In recent times, there has been a growing interest in evaluating the feasibility of running High Performance Computing (HPC) applications on cloud computing environments. Flexibility, scalability, and dynamic provisioning capabilities provided by a cloud infrastructure make it an attractive platform for running HPC applications. One important requirement of running today's data-intensive HPC applications is the availability of a parallel high performance storage system. Scalability and high bandwidth from the storage system are critical for HPC applications. Researchers have studied the I/O performance obtained from the traditional cloud storage options such as the persistent and ephemeral block storage. However there has not been any comprehensive studies about how a parallel file system (PFS) can be effectively integrated and provided as a service to cloud users running HPC applications and what would be the performance and security implications of such systems.
The objectives of our work to integrate a PFS in a cloud environment are two-fold: first, to determine the most efficient way to access a PFS from virtual-machine instances in the cloud, and second, to design a framework to provide the PFS as a service through the OpenStack platform.
We have identified and implemented three ways in which a high-performance file system can be used in HPC-cloud environment using Lustre:
A. PFS as a back-end to persistent volume storage
B. Accessing the PFS directly through file-system clients running inside the virtual machine instances
C. Accessing the PFS mounted on the virtual machine hosts through file-system pass-through from the instances.
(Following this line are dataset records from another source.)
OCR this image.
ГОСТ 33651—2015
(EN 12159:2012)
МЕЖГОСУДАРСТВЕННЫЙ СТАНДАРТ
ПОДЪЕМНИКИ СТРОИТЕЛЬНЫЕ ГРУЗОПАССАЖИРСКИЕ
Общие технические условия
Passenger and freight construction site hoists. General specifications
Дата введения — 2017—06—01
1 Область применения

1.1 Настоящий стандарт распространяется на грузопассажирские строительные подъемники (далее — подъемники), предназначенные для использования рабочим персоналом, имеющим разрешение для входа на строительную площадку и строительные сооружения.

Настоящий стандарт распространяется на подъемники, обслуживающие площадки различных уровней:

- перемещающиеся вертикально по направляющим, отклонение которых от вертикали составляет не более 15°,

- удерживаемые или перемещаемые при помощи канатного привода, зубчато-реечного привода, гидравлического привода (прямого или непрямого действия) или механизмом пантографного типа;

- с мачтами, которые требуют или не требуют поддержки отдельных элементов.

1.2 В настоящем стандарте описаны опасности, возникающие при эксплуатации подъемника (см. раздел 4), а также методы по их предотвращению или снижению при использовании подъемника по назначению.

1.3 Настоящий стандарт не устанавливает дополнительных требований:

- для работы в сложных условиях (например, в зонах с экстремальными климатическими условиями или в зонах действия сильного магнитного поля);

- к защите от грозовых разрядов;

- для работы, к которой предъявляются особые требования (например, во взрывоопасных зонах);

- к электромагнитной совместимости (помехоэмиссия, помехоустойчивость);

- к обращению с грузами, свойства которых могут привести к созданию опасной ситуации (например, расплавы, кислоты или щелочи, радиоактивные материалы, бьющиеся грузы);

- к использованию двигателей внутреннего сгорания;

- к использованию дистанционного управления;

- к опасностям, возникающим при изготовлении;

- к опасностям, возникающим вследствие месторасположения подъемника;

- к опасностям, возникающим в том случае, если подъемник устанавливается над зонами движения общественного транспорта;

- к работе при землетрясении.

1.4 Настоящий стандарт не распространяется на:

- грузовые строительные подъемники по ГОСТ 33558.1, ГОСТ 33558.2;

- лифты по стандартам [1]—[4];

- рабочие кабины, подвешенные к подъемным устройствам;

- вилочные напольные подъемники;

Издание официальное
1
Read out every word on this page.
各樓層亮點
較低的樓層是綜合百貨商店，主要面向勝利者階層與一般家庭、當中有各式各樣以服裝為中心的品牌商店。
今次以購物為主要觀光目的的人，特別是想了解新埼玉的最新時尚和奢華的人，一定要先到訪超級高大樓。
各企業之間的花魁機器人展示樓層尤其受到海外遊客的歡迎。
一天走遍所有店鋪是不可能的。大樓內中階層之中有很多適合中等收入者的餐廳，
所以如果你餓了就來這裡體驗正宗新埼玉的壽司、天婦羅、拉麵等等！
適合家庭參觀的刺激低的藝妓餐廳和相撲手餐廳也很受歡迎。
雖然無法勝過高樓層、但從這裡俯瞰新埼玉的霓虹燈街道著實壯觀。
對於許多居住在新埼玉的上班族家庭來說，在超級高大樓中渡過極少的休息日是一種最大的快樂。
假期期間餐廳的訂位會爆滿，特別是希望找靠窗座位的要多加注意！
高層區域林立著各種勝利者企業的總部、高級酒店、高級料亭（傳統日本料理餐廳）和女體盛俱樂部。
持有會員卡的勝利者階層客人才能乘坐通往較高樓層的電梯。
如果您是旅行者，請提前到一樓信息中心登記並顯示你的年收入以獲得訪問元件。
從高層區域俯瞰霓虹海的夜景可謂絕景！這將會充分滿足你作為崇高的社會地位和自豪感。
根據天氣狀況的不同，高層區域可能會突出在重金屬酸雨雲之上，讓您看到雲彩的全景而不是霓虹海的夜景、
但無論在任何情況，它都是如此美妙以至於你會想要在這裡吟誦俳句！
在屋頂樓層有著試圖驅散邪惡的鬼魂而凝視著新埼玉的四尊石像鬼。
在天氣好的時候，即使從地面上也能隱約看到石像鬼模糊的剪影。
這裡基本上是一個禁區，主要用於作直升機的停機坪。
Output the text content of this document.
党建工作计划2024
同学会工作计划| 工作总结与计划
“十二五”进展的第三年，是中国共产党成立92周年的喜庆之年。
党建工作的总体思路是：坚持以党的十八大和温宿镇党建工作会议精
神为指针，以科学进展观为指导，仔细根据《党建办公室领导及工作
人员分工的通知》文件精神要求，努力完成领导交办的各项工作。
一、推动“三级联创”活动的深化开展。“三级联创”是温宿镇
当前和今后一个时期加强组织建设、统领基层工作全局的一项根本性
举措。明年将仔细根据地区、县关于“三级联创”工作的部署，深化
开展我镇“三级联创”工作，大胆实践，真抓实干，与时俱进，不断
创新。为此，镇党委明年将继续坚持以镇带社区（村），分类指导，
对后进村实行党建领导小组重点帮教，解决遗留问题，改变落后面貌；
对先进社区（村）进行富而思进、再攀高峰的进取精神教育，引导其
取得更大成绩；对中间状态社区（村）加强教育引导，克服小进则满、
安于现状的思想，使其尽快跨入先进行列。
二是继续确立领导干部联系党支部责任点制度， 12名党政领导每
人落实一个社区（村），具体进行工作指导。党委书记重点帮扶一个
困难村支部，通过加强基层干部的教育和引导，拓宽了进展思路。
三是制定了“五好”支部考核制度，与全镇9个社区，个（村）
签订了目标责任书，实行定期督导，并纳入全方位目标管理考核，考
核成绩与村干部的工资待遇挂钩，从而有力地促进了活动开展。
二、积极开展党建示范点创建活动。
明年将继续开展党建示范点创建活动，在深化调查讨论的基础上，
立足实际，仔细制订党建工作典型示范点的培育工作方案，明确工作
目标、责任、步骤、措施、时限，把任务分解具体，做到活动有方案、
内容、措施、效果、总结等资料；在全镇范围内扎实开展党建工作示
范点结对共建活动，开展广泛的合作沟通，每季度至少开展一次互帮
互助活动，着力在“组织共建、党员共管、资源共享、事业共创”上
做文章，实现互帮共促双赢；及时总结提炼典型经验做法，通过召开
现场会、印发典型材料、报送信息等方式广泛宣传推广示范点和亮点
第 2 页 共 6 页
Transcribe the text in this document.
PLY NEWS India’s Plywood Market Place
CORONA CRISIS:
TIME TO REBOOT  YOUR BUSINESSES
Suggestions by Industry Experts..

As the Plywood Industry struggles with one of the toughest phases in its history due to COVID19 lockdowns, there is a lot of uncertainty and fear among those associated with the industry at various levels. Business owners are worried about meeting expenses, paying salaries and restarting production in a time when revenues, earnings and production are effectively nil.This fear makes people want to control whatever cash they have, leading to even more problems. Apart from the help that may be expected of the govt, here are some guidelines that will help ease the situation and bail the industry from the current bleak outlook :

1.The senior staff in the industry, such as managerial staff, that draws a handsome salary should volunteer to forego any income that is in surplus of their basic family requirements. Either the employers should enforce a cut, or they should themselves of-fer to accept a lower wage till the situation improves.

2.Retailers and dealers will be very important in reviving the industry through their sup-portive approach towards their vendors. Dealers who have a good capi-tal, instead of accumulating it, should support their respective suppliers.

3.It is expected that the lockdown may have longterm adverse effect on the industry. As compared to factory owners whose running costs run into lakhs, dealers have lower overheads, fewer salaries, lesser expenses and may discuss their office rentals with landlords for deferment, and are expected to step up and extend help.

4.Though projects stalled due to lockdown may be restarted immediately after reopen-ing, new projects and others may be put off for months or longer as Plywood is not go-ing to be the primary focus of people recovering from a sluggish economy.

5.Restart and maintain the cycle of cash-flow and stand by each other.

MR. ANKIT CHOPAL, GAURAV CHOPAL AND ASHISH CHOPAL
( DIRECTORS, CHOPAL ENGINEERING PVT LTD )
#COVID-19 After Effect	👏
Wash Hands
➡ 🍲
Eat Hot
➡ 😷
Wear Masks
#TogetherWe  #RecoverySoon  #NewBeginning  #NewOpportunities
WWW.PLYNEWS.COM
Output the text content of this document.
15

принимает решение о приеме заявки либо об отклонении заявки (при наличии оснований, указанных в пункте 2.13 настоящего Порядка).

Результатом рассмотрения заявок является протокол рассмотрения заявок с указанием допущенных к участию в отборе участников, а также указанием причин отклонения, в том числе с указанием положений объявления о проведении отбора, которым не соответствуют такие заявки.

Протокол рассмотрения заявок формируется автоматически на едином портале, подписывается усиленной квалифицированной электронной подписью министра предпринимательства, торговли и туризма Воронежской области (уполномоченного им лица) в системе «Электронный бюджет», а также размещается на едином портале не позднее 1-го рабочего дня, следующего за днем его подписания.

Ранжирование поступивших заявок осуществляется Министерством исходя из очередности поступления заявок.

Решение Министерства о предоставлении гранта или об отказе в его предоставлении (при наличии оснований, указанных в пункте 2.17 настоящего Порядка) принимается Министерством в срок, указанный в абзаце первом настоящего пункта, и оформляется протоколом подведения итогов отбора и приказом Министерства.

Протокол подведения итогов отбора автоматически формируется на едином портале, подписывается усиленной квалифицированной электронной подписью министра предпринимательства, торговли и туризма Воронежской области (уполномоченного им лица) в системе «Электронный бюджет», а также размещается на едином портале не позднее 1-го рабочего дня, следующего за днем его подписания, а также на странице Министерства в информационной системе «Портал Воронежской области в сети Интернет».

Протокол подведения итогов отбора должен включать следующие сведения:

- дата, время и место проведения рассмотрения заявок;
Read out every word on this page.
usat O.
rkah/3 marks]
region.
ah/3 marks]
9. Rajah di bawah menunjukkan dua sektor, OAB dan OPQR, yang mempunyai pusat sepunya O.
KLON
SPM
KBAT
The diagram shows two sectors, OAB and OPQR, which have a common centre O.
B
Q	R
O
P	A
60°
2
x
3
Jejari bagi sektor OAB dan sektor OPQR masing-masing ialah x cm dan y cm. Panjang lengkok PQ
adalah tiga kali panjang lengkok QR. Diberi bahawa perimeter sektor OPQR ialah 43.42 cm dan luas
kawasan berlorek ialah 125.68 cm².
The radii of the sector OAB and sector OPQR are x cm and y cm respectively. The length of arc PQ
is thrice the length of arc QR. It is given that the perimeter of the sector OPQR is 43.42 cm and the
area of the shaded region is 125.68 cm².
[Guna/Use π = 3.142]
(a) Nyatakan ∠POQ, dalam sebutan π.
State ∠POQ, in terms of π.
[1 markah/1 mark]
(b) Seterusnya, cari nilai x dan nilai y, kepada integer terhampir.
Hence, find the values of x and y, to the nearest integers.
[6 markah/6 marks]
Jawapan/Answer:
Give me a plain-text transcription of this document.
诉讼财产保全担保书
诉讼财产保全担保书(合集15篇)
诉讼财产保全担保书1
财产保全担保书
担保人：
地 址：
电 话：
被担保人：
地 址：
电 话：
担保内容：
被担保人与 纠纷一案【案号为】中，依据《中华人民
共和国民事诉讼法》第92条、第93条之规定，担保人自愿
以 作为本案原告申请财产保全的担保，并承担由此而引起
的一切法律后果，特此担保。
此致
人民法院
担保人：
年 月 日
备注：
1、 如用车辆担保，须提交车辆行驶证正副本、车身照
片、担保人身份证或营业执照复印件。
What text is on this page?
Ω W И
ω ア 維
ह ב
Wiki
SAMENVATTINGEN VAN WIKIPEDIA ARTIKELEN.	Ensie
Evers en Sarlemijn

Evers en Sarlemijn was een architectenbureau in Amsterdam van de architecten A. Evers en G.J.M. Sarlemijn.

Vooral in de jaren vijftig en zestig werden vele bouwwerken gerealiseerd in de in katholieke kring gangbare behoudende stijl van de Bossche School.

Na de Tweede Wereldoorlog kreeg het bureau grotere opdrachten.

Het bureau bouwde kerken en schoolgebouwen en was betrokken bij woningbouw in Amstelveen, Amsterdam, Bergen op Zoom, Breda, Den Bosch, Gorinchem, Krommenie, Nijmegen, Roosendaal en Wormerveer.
We are in the process of evaluating in detail the performance characteristics and security implications of each of these methods.
We are also looking at incorporating a file-system service inside the OpenStack framework that would allow users to provision and configure PFS storage dynamically and securely, in much the same way they can provision instances and volumes. The challenges involve ensuring security and isolation in allocating storage to the cloud users, and determining the file-system configuration options that should be exposed to the users through the file-system service APIs.